The boy was admitted unconscious to a local hospital in Swift Current, Saskatchewan, in Western Canada in February. He was reportedly placed in intensive care for two days.
The Royal Canadian Mounted Police in Swift Current conducted a toxicology test that revealed the boy had a high concentration of THC in his blood. An investigation determined that the 36-year-old father made a batch of marijuana cookies and allowed his son to access them, the RCMP said.
The man appeared in a provincial court Feb. 20 on several charges, including weed possession and criminal negligence causing bodily harm. He wasn’t named by police to protect the identity of the boy.
Police said the child suffered seizures after eating some of the cookies and became unconscious. His condition wasn’t made public, but he didn’t appear to suffer any lasting damage.
Increase in child overdose cases
This kind of childhood poisoning has increased since recreational and medical marijuana gained greater legal protections in the United States and Canada. Doctors in Colorado, for example, reported an uptick in child overdose cases following legalization in that state.
But the problem remains very rare relative to the number of people who use marijuana. Overdoses usually occur when children accidentally eat edibles intended for adults.

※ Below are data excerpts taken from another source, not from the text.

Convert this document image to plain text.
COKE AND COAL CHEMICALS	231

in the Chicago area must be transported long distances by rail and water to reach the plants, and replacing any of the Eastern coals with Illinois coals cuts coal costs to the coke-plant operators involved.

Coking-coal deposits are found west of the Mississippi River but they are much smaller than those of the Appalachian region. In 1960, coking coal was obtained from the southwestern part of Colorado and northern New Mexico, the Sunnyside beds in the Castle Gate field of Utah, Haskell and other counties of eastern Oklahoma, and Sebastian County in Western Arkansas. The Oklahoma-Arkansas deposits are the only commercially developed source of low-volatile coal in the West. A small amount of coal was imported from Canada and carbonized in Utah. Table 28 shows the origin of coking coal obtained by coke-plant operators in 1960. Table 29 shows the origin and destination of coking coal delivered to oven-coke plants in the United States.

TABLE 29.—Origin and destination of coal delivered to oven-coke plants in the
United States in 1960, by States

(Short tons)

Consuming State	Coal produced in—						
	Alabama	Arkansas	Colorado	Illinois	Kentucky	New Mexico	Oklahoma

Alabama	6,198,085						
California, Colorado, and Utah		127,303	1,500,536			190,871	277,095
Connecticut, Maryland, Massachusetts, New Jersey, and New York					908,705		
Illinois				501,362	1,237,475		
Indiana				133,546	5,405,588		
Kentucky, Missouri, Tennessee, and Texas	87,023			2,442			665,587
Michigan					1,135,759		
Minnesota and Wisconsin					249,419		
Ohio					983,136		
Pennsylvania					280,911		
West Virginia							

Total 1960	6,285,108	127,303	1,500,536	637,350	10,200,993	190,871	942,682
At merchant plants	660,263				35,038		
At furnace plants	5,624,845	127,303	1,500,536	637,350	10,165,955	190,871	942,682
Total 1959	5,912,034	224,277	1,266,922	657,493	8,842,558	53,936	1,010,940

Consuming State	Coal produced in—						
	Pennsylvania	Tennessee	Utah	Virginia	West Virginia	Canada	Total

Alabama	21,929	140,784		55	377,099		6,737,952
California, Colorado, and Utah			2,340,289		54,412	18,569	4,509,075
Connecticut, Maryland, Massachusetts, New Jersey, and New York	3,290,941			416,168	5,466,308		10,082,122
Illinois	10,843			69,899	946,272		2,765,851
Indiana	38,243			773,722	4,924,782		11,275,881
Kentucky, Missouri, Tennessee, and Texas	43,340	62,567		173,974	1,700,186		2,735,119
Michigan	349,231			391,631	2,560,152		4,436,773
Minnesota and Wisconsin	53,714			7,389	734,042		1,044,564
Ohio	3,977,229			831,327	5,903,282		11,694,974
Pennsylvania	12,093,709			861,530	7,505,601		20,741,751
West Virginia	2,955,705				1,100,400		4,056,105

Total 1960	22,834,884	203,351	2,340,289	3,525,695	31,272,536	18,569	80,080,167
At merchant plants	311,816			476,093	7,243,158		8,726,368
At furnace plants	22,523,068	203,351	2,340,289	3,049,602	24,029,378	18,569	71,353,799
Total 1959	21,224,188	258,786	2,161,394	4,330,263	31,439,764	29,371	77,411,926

This danger has led to tightened regulations in some places, including Colorado, where weed food must be prominently labeled and evenly portioned. That makes it harder for first-timers to eat too much cannabis when they become frustrated at the slow onset of the edible high.
But there’s little evidence to suggest a tidal wave of pediatric marijuana poisonings, either in Canada or in the United States. And no child (or adult) has ever died from a marijuana overdose.
Parents must keep pot away from minors
Still, parents who smoke pot have a duty to keep the drug away from their children. No minor should be ingesting THC without a good medical reason, especially toddlers and infants.
Medical weed has been legal in Canada since about 2000, when federal courts ordered the government to allow it. Recent years have seen renewed proposals for full legalization, but the current Conservative government is staunchly opposed to that idea.
Across the border, pot is legal in Colorado and Washington, and will soon be legal in Oregon and Alaska. It’s also legal for recreational use in Washington, D.C., though growers and sellers probably won’t be protected until at least next year.